Não foram poucos os episódios históricos que emprestaram forte dramaticidade à trajetória de Fidel como comandante da “Ilha”. Cito três. A malograda invasão da Baía dos Porcos humilhou o império norte-americano e acentuou as desavenças com os Estados Unidos da América (consta que a CIA tentou, por dezenas de vezes, assassinar Fidel Castro). A famosa “crise dos mísseis soviéticos” deixou o mundo na iminência de uma guerra nuclear no início da década de 60 do século passado. O bloqueio econômico à “Ilha”, com fortes consequências sociais, permanece até hoje.
Penso que o maior legado histórico de Fidel (e sua Revolução) foi encarnar ou simbolizar um dilema. Talvez o mais importante dilema civilizatório dos últimos 200 (duzentos) anos da “aventura humana sobre a Terra”.
Trata-se justamente da forma de superação do modo de produção capitalista.
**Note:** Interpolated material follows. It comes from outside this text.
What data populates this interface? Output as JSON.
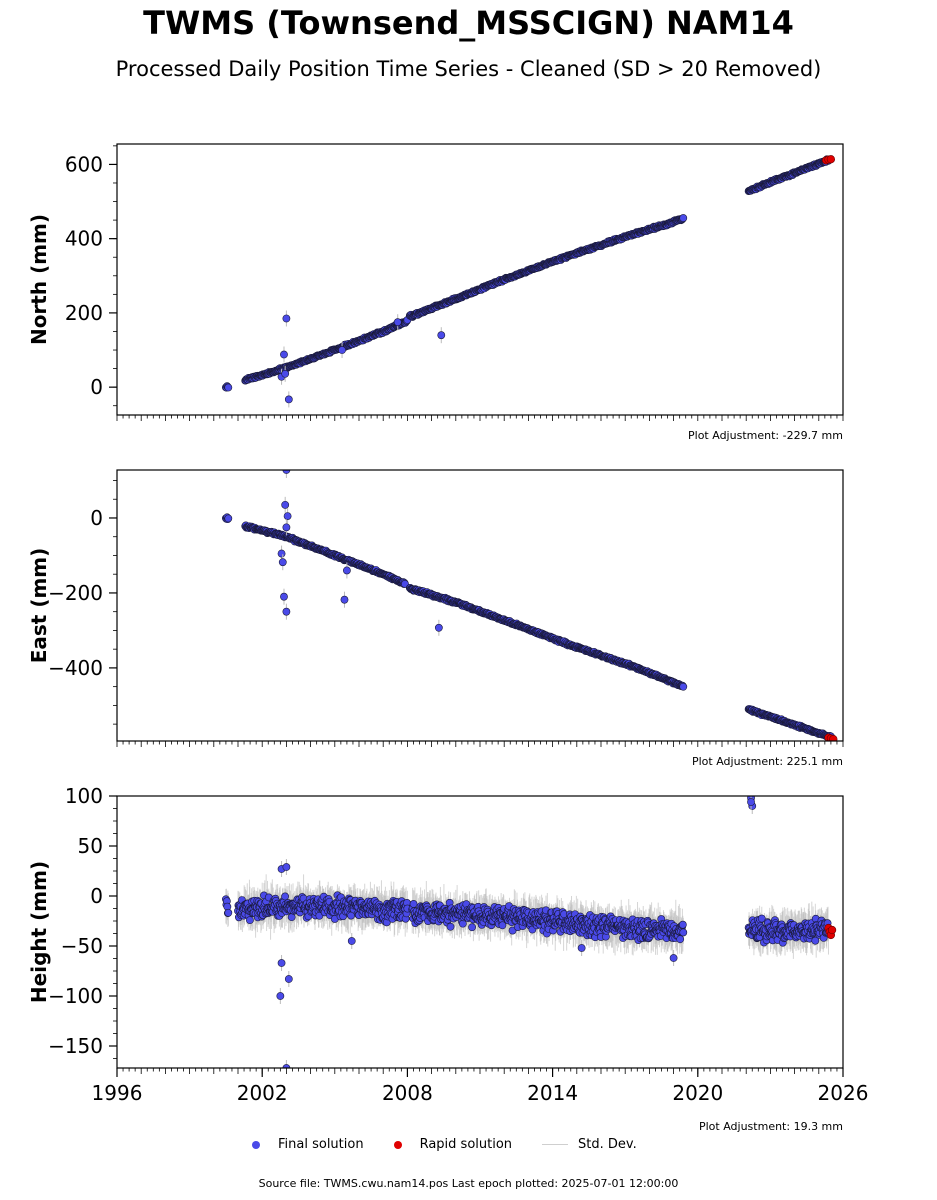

O capitalismo consiste num formidável avanço numa história marcada por séculos de escravidão e servilismo. Ocorre que esse sistema de organização socioeconômico da produção e apropriação das riquezas gera explorações e desigualdades em larga escala. Um dado é esclarecedor. Atualmente, 2,4 bilhões de seres humanos (cerca de um terço da humanidade) sobrevivem com menos de dois dólares por dia (dado divulgado pela ONU).
Essa superação, entretanto, não pode ser efetivada com a negação das liberdades democráticas. As conquistas humanas nessa área, decorrentes de muito sangue, suor e lágrimas, caracterizam-se como patamares mínimos de reconhecimento e efetivação da dignidade da pessoa humana. A Declaração Universal dos Direitos Humanos, aprovada pela Assembleia Geral das Nações Unidas em 1948, é o ponto culminante desse longo e dramático caminho histórico. Aquele importantíssimo documento afirma, entre outros: a) o espírito de fraternidade nas relações interpessoais; b) a interdição da tortura e dos tratamentos cruéis, desumanos e degradantes; c) a presunção de inocência até julgamento justo; d) a liberdade de locomoção; e) a liberdade de pensamento, consciência e religião; f) a liberdade de opinião e expressão; g) liberdade de reunião e associação pacífica e h) a liberdade de participar da vida cultural da comunidade.
Portanto, Fidel pode e deve ser reconhecido positivamente como uma das figuras mais marcantes da história na tentativa de concretizar o ideal de justiça social plena, de superação das opressões e explorações no convívio social. Mas Fidel também deve ser reconhecido negativamente como protagonista de um caminho que não deve ser trilhado (repetido). A conquista e manutenção da justiça social plena não podem ser efetivadas com desprezo e mesmo negação das liberdades humanas fundamentais.
Em suma, a mais generosa utopia de realização de todas as potencialidades humanas, em termos de convívio social, precisa rimar justiça com liberdade. Não haverá liberdade plena sem justiça social plena. Não existirá justiça social plena sem liberdade plena.
“Por um mundo onde sejamos socialmente iguais, humanamente diferentes e totalmente livres” (Rosa Luxemburgo).